Labour frontbencher Angela Rayner said many teachers believe the new expected standard is “beyond the reach” of the majority of children as she launched a blistering attack on education secretary Nicky Morgan.

But Mrs Morgan accused Ms Rayner of peddling “mad conspiracy theories” after she suggested the government was trying to bring back the 11-plus “through the back door”.

Leading an opposition day debate on the issue, Ms Rayner said: “Our children are being set up to fail. Almost half of England’s 11-year-olds will now go on to secondary school being told by this government that they are failures.

“But the real failures are this government and in particular the current secretary of state for education, who pushed ahead with this flawed system despite all the warnings from the education profession that its primary assessment system was not fit for purpose.”

Ms Rayner said separating children on the basis of Sats results and making them resit the tests “sounds to me like the dark days of the 11-plus” where children were “branded failures”.

But Mrs Morgan hit back and said Ms Rayner’s speech “captured everything that is wrong with the Labour Party at the moment”.

“Mad conspiracy theories, deferring to the unions and zero answers to the problems facing this country,” she said.

Although she rejects the idea that the tests were a failure, the education secretary admitted the roll-out of the new tests was “not as smooth as it could have been and for that we have apologised”.

Mrs Morgan claimed Ms Rayner’s speech could have “easily” been written by National Union of Teachers (NUT) acting general secretary Kevin Courtney - who called for the minister to resign on Sunday.

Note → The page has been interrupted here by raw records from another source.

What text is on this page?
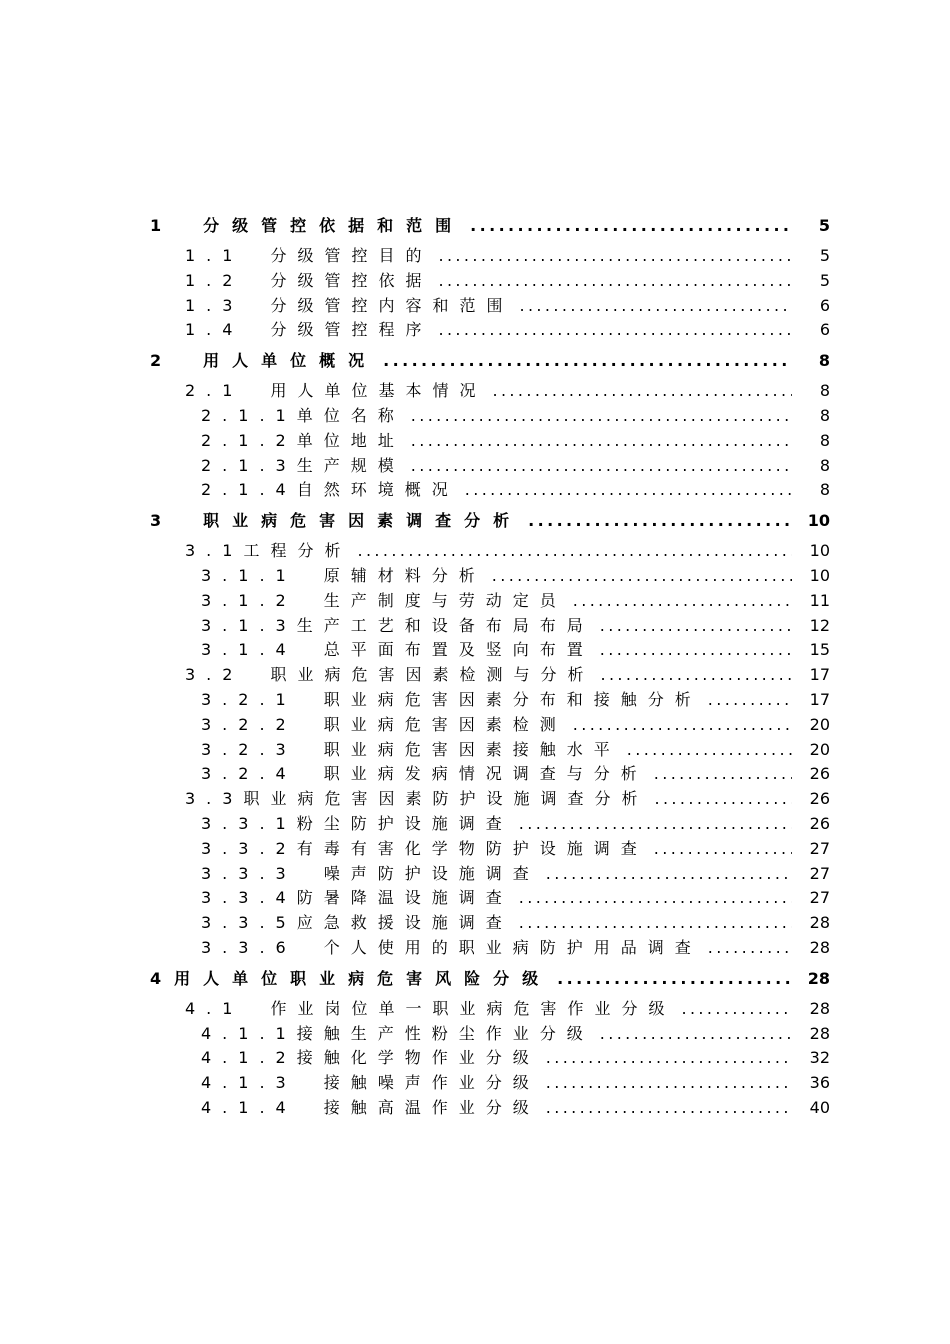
1　分级管控依据和范围 .....	5
1.1　分级管控目的 .....	5
1.2　分级管控依据 .....	5
1.3　分级管控内容和范围 .....	6
1.4　分级管控程序 .....	6
2　用人单位概况 .....	8
2.1　用人单位基本情况 .....	8
2.1.1单位名称 .....	8
2.1.2单位地址 .....	8
2.1.3生产规模 .....	8
2.1.4自然环境概况 .....	8
3　职业病危害因素调查分析 .....	10
3.1工程分析 .....	10
3.1.1　原辅材料分析 .....	10
3.1.2　生产制度与劳动定员 .....	11
3.1.3生产工艺和设备布局布局 .....	12
3.1.4　总平面布置及竖向布置 .....	15
3.2　职业病危害因素检测与分析 .....	17
3.2.1　职业病危害因素分布和接触分析 .....	17
3.2.2　职业病危害因素检测 .....	20
3.2.3　职业病危害因素接触水平 .....	20
3.2.4　职业病发病情况调查与分析 .....	26
3.3职业病危害因素防护设施调查分析 .....	26
3.3.1粉尘防护设施调查 .....	26
3.3.2有毒有害化学物防护设施调查 .....	27
3.3.3　噪声防护设施调查 .....	27
3.3.4防暑降温设施调查 .....	27
3.3.5应急救援设施调查 .....	28
3.3.6　个人使用的职业病防护用品调查 .....	28
4用人单位职业病危害风险分级 .....	28
4.1　作业岗位单一职业病危害作业分级 .....	28
4.1.1接触生产性粉尘作业分级 .....	28
4.1.2接触化学物作业分级 .....	32
4.1.3　接触噪声作业分级 .....	36
4.1.4　接触高温作业分级 .....	40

She said it represented the final stage of Labour’s transformation into the “parliamentary wing of the NUT”.

Liberal Democrat John Pugh, MP for Southport said: “Sometimes in these debates, criticising the government can be quite difficult. But when the minister describes the debacle of Sats as a great success, criticising government policy gets relatively easy - it’s like shooting fish in a barrel.”